Akhir-akhir ini, berbagai hasil jajak pendapat ikut memanaskan atmosfer politik Indonesia. Dengan mengklaim diri sebagai penelitian ilmiah, jajak pendapat ingin mencapai status obyektif atau bebas nilai, padahal ia merupakan bagian dari strategi kekuasaan.

M Foucault dengan jeli menyingkap, status ilmiah merupakan cara kekuasaan memaksakan pandangannya kepada publik tanpa memberi kesan berasal dari pihak tertentu (1980). Kriteria ilmiah seakan mandiri terpisah dari kepentingan subyek.

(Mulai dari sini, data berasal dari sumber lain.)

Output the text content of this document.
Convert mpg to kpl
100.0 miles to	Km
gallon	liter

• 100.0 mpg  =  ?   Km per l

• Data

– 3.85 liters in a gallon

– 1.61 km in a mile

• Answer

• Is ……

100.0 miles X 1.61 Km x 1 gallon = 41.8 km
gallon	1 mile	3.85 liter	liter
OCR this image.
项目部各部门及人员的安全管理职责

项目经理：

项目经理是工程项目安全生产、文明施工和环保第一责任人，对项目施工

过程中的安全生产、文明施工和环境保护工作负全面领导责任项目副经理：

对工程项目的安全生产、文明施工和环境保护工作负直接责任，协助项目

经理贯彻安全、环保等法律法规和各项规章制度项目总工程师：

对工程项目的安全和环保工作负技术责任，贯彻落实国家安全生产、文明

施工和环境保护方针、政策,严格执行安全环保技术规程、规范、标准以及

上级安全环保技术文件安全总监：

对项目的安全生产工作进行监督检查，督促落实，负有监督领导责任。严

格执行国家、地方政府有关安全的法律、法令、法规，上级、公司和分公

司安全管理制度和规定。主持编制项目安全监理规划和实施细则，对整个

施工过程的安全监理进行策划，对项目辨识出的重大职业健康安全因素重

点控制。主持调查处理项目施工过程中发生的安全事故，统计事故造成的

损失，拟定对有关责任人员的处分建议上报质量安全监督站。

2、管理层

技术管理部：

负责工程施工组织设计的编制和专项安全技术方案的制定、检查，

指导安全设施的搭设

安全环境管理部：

Opini publik perlu dimengerti dalam konteks di mana publik terbentuk karena ada orang atau kelompok yang memiliki kepedulian terhadap suatu masalah (termasuk responden dan peneliti jajak pendapat). Mereka mencoba menemukan sebabnya atau menelisik penanggung jawab yang mengakibatkan masalah itu.

Kerancuan deskripsi

Publik bukan sekadar sekumpulan orang yang didorong sikap atau kepentingan. Mereka tercipta berkat wacana yang menyatukan dengan menyesuaikan opininya. Lalu terbentuk publik yang mengenali diri sebagai anggota kelompok yang lebih kurang sama. Maka, opini pertama-tama bukan sikap, tetapi proyeksi atau prakiraan.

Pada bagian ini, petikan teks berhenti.